We provide some extra introduction of different traces and a simple demostration of how humans (agents) can do exploration and reasoning in the proposed Conan environment. We hope this material will help reviewers understand how Conan runs and the significance behind the benchmark.
We take the playground shown in Fig 1 as an example. You can zoom in for more details.
The playground has been initialized by assigning a random task to the vandal from the task space while ensuring its survival. A probabilistic parser selects a path of subgoals based on a knowledge graph and communicates this decision to a planner. In this scenario, the assigned task is "get diamond".
Once the vandal completes the task, it leaves behind traces in the playground. You can observe its final position at the bottom of the figure. The detective is then placed into the playground, starting at the beginning of the traces. The detective's objective is to deduce the vandal's actions and intentions throughout the entire process. Fig 1 illustrates that questions can be related to the goal, intent, and survival of the vandal. The detective explores the playground to find traces that provide valuable information.

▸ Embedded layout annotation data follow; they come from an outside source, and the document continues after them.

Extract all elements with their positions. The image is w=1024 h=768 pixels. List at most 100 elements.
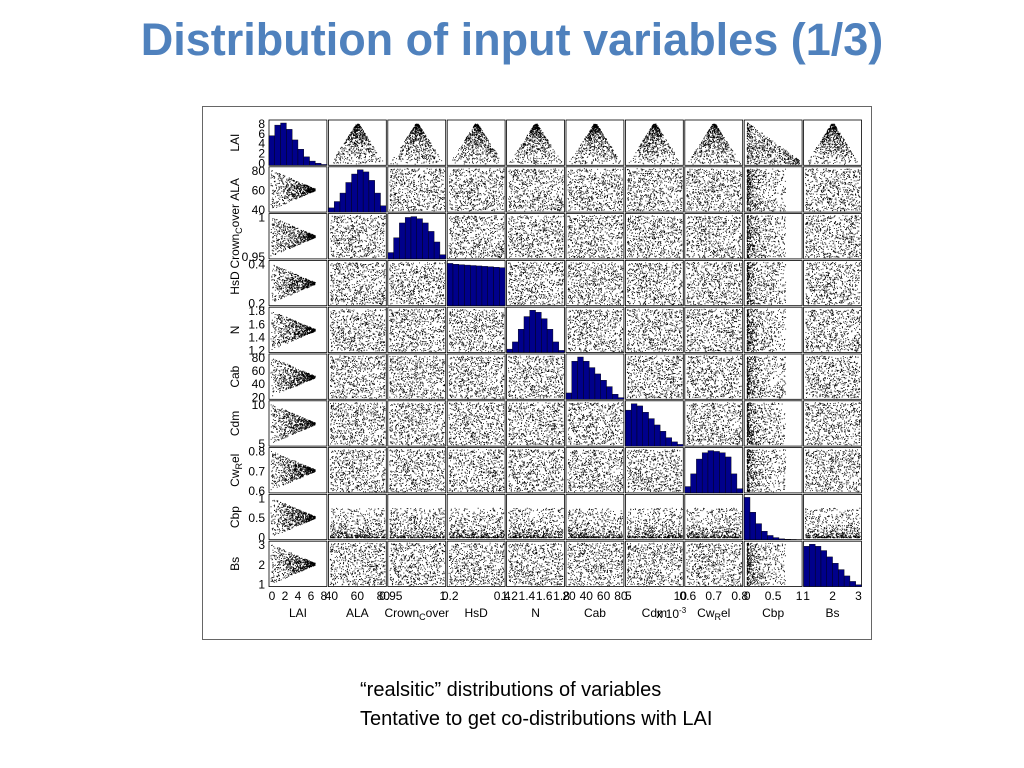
- hist-bar: [809, 544, 816, 587]
- hist-bar: [843, 575, 851, 587]
- scatter-points: [567, 508, 623, 539]
- row-tick-label: 60: [252, 364, 266, 378]
- col-tick-label: 0.4: [494, 589, 511, 603]
- cell-Cbp-LAI: [268, 493, 328, 541]
- cell-ALA-HsD: [446, 166, 506, 213]
- cell-Cdm-Cbp: [743, 400, 803, 447]
- row-tick-label: 0: [258, 156, 265, 170]
- hist-bar: [696, 458, 703, 494]
- hist-bar: [439, 254, 446, 260]
- scatter-points: [746, 402, 786, 446]
- cell-frame: [803, 353, 862, 400]
- cell-Cbp-CrownCover: [387, 493, 447, 541]
- row-tick-label: 0.7: [248, 464, 265, 478]
- cell-ALA-CrownCover: [387, 166, 447, 213]
- scatter-points: [329, 449, 386, 493]
- cell-CwRel-Bs: [803, 447, 862, 494]
- cell-LAI-CrownCover: [387, 119, 447, 166]
- row-tick-label: 40: [252, 377, 266, 391]
- row-tick-label: 1: [258, 211, 265, 225]
- hist-bar: [315, 162, 322, 166]
- scatter-points: [330, 355, 386, 399]
- cell-CrownCover-Bs: [803, 213, 862, 260]
- row-tick-label: 80: [252, 351, 266, 365]
- col-tick-label: 8: [321, 589, 328, 603]
- row-label-Cab: Cab: [228, 365, 242, 387]
- hist-bar: [523, 316, 530, 353]
- col-tick-label: 1: [803, 589, 810, 603]
- scatter-points: [448, 542, 505, 586]
- scatter-points: [270, 358, 316, 397]
- cell-N-ALA: [328, 306, 387, 353]
- scatter-points: [452, 123, 500, 165]
- cell-LAI-Cab: [565, 119, 625, 166]
- cell-Cbp-CwRel: [684, 493, 744, 541]
- hist-bar: [333, 201, 341, 213]
- hist-bar: [690, 473, 697, 494]
- scatter-points: [270, 404, 316, 443]
- cell-LAI-LAI: [268, 119, 328, 166]
- scatter-points: [448, 355, 505, 399]
- cell-HsD-Cab: [565, 259, 625, 307]
- scatter-points: [686, 308, 743, 352]
- col-tick-label: 5: [625, 589, 632, 603]
- cell-frame: [268, 540, 328, 587]
- cell-CrownCover-ALA: [328, 213, 387, 260]
- scatter-points: [746, 215, 786, 259]
- scatter-points: [805, 215, 861, 259]
- scatter-points: [567, 262, 624, 306]
- hist-bar: [357, 169, 364, 213]
- cell-frame: [446, 166, 506, 213]
- hist-bar: [736, 488, 743, 494]
- cell-Cdm-CwRel: [684, 400, 744, 447]
- hist-bar: [713, 451, 720, 494]
- hist-bar: [701, 452, 709, 494]
- row-tick-label: 0.5: [248, 511, 265, 525]
- scatter-points: [448, 402, 505, 446]
- col-label-LAI: LAI: [289, 606, 307, 620]
- col-label-Cab: Cab: [584, 606, 606, 620]
- col-label-Cbp: Cbp: [762, 606, 784, 620]
- cell-CrownCover-Cdm: [624, 213, 684, 260]
- scatter-points: [508, 507, 564, 539]
- hist-bar: [399, 222, 406, 260]
- cell-Cdm-HsD: [446, 400, 506, 447]
- hist-bar: [380, 205, 387, 213]
- col-tick-label: 1: [796, 589, 803, 603]
- cell-Cab-LAI: [268, 353, 328, 400]
- scatter-points: [808, 123, 858, 165]
- hist-bar: [446, 263, 454, 306]
- hist-bar: [368, 180, 375, 213]
- row-label-Cbp: Cbp: [228, 506, 242, 528]
- cell-Cbp-Bs: [803, 493, 862, 541]
- scatter-points: [746, 168, 786, 212]
- row-label-CwRel: CwRel: [228, 454, 244, 487]
- row-label-HsD: HsD: [228, 271, 242, 295]
- cell-HsD-Bs: [803, 259, 862, 307]
- scatter-points: [805, 168, 861, 212]
- row-tick-label: 1.8: [248, 304, 265, 318]
- cell-frame: [803, 259, 862, 307]
- cell-Cdm-Cab: [565, 400, 625, 447]
- scatter-points: [448, 449, 505, 493]
- col-tick-label: 1.8: [553, 589, 570, 603]
- col-tick-label: 4: [295, 589, 302, 603]
- hist-bar: [767, 535, 774, 540]
- col-tick-label: 40: [325, 589, 339, 603]
- caption-line-1: “realsitic” distributions of variables: [360, 679, 662, 701]
- cell-frame: [684, 166, 744, 213]
- cell-Cbp-N: [506, 493, 565, 541]
- cell-frame: [565, 166, 625, 213]
- cell-Bs-CwRel: [684, 540, 744, 587]
- hist-bar: [778, 538, 785, 540]
- scatter-points: [508, 542, 564, 586]
- hist-bar: [744, 497, 751, 540]
- scatter-points: [686, 543, 742, 586]
- scatter-points: [686, 262, 742, 305]
- cell-frame: [387, 540, 447, 587]
- cell-CrownCover-Cbp: [743, 213, 803, 260]
- scatter-points: [389, 402, 445, 446]
- hist-bar: [320, 164, 328, 166]
- cell-N-Bs: [803, 306, 862, 353]
- cell-CwRel-Cdm: [624, 447, 684, 494]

Let's shed some light on the nature of traces. Traces encompass footprints, objects crafted in the environment, and remnants left after certain actions. We designed traces to be diverse, natural, and carefully curated. For example, footprints cannot be left on hard surfaces, and different footprints may overlap. The vandal will remove objects crafted on a table, making it visible only when something is left on the table.
Apart from traces, knowledge is crucial in Conan, including the task dependency graph, survival conditions, and other world knowledge. To grasp the significance of knowledge, think of what knowledge is required to play the popular game Minecraft. In our case, we display the dependency graph of getting a diamond, which the vandal follows.
Returning to the detective, it has a limited observation space, only being able to see the 9*9 area around itself.
Let's suppose the detective's exploration begins by following footprints. Firstly we can see some traces which indicating trees being cut. Then we find the first table left by the vandal. While the detective may not know what was made on the table, it can deduce that it cannot be stone swords or iron pickaxes due to the absence of collected stones or irons. This is an important point in Conan. You need to handle uncertainty during the whole process through reasoning and collecting more useful information.
Another challenge arises when footprints cannot be left on hard surfaces. The detective needs an exploration policy to determine the vandal's final destination and simultaneously reason about the events that occurred in that area. Did the vandal collect resources? Were there encounters with monsters or lava?
The reasoning process continues as the detective see more traces. For instance, some following explicit traces show that the vandal fought and killed a zombie despite being injured (indicated by blood and the zombie body). Implicit traces provide support for the assumption that the vandal made an iron pickaxe. At this point, the detective infers that the vandal's goal is to obtain a diamond, as only a diamond requires an iron pickaxe for extraction. To validate this hypothesis, the vandal can move towards the diamond. Of course, if the detective directly spots the vandal next to a diamond, it can confidently draw the same conclusion. However, most exploration policies are not perfect, and what the detective observes may not reveal everything that happened. Agents must reason with incomplete information. If they cannot draw the correct conclusion, they need to seek more useful information. This is what makes Conan an intriguing and challenging benchmark.